Na rua, o clima tem sido esse. Os cidadãos procuram, tocam e encorajam a "pequena Catarina", "de alma grande" e que "faz aquele barulho todo" em Lisboa, como também se ouviu na caminhada pela Baixa da cidade do Mondego.

E se a porta-voz bloquista tem procurado estancar qualquer tendência de voto útil - enquanto se diz disponível para acordos com António Costa, também traça as suas linhas vermelhas e desfere ataques aos socialistas -, há quem peça uma estratégia diferente. "Não digo que não falem no Costa - falem dos partidos todos -, mas falem mais no Coelho!

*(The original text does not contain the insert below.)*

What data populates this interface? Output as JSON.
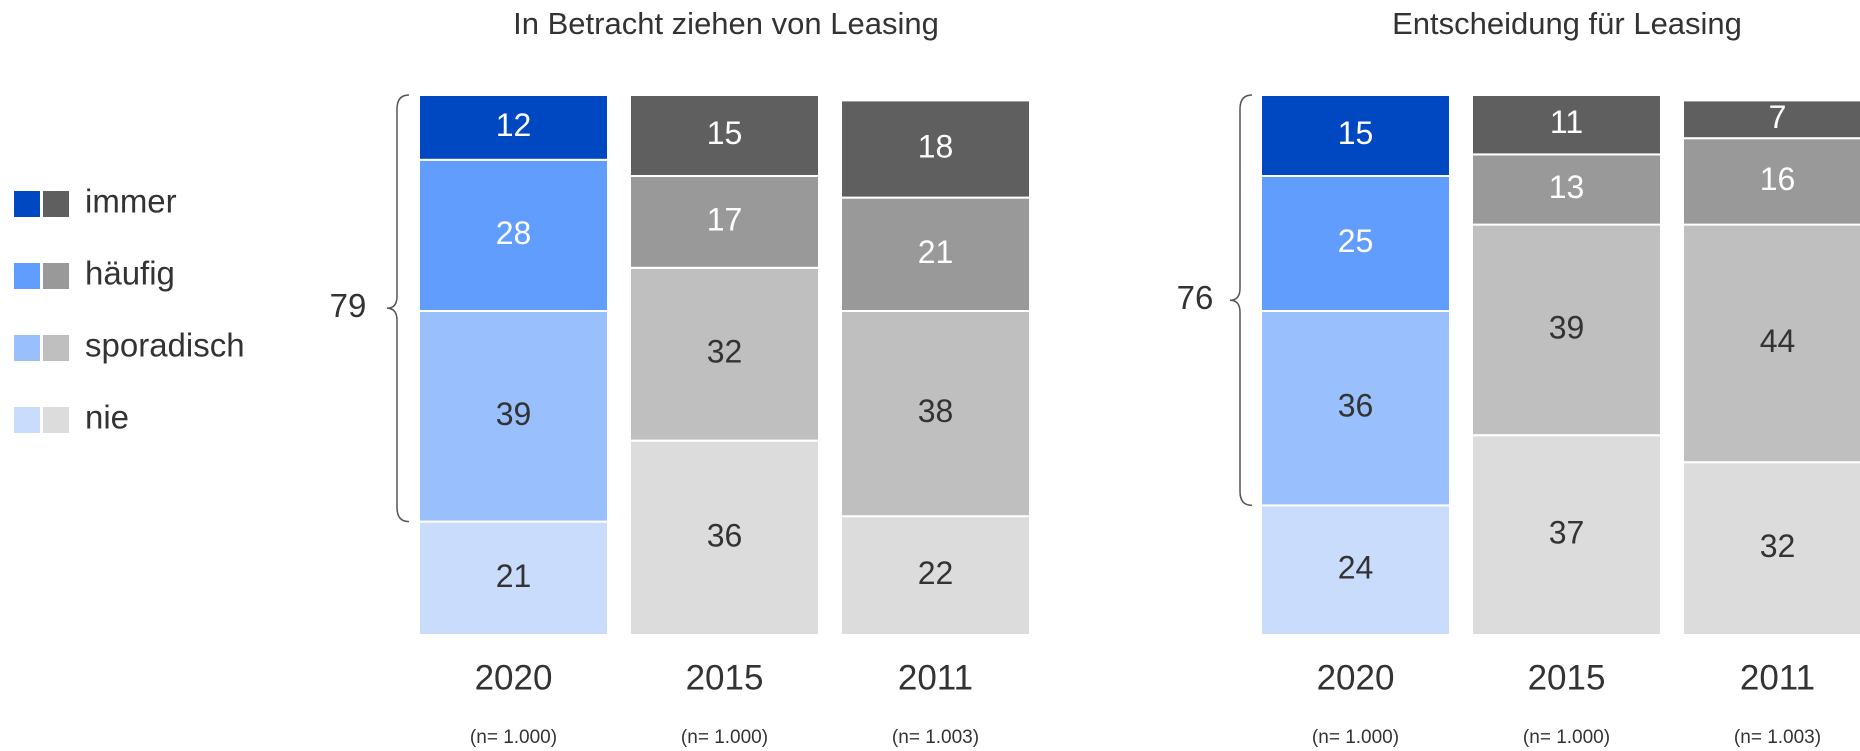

Ponham-no de lá para fora", pede uma idosa quando se cruza com a barulhenta caravana. "É esse o nosso objetivo", devolve, de pronto, Catarina.

Duas horas antes, a líder do BE estivera no Centro Hospitalar e Universitário de Coimbra. De rosa amarela na mão, cortesia de Luís Cunha, diretor daquela unidade de saúde, justamente por a cor não ter qualquer conotação política, visitou a unidade de acidentes vasculares cerebrais e esteve reunida com a administração, tendo no final sublinhado que "precisamos de respeitar os profissionais do SNS porque precisamos que todo o investimento, todo o conhecimento, tudo isto que é o melhor que nós construímos na democracia seja protegido", alertou.

"Temos aqui o relato de profissionais que fazem milagres todos os dias com poucas condições e que têm salários e carreiras que não os respeitam", disse a líder bloquista.

À margem dessa iniciativa, Catarina pediu absoluto silêncio a Bruxelas até domingo. Em reação a um relatório que a Comissão Europeia divulgou ontem sobre reformas fiscais nos Estados membros, em que defendia haver margem para aumentar o IMI e impostos sobre o consumo no nosso país, a líder do BE foi assertiva na crítica. "A Comissão Europeia parece não conseguir parar a sua ingerência nas eleições em Portugal, e isso não é admissível", atirou, sugerindo que seria "mais prudente" que até às legislativas o executivo comunitário liderado por Jean-Claude Juncker se abstivesse de "qualquer comentário ou de qualquer relatório" sobre Portugal, visto que "está a meter-se onde não devia".

A manhã foi dedicada à educação. Na Escola Profissional de Hotelaria de Fátima, Catarina Martins ouviu alguns dos 320 alunos daquela casa, que, em parceria com a Câmara Municipal de Ourém, servem 250 refeições diárias. Que o digam João Filipe (17 anos) e Pedro Canário (18), que na copa já tinham descascado mais de 40 kg de batatas.

E houve ainda tempo para uma aula improvisada em que Catarina agitou uma bandeira do partido. "Aos 16 anos as pessoas podem começar a trabalhar, podem pagar impostos, se cometerem um crime são presas e podem até ser mobilizadas para a tropa. E portanto quem pode ter tantas responsabilidades tem de poder escolher, tem de poder votar. E é por isso que o BE tem defendido o voto aos 16 anos." A plateia, entre os 15 e os 18 anos, anuiu. E os poucos que podem votar no domingo registaram.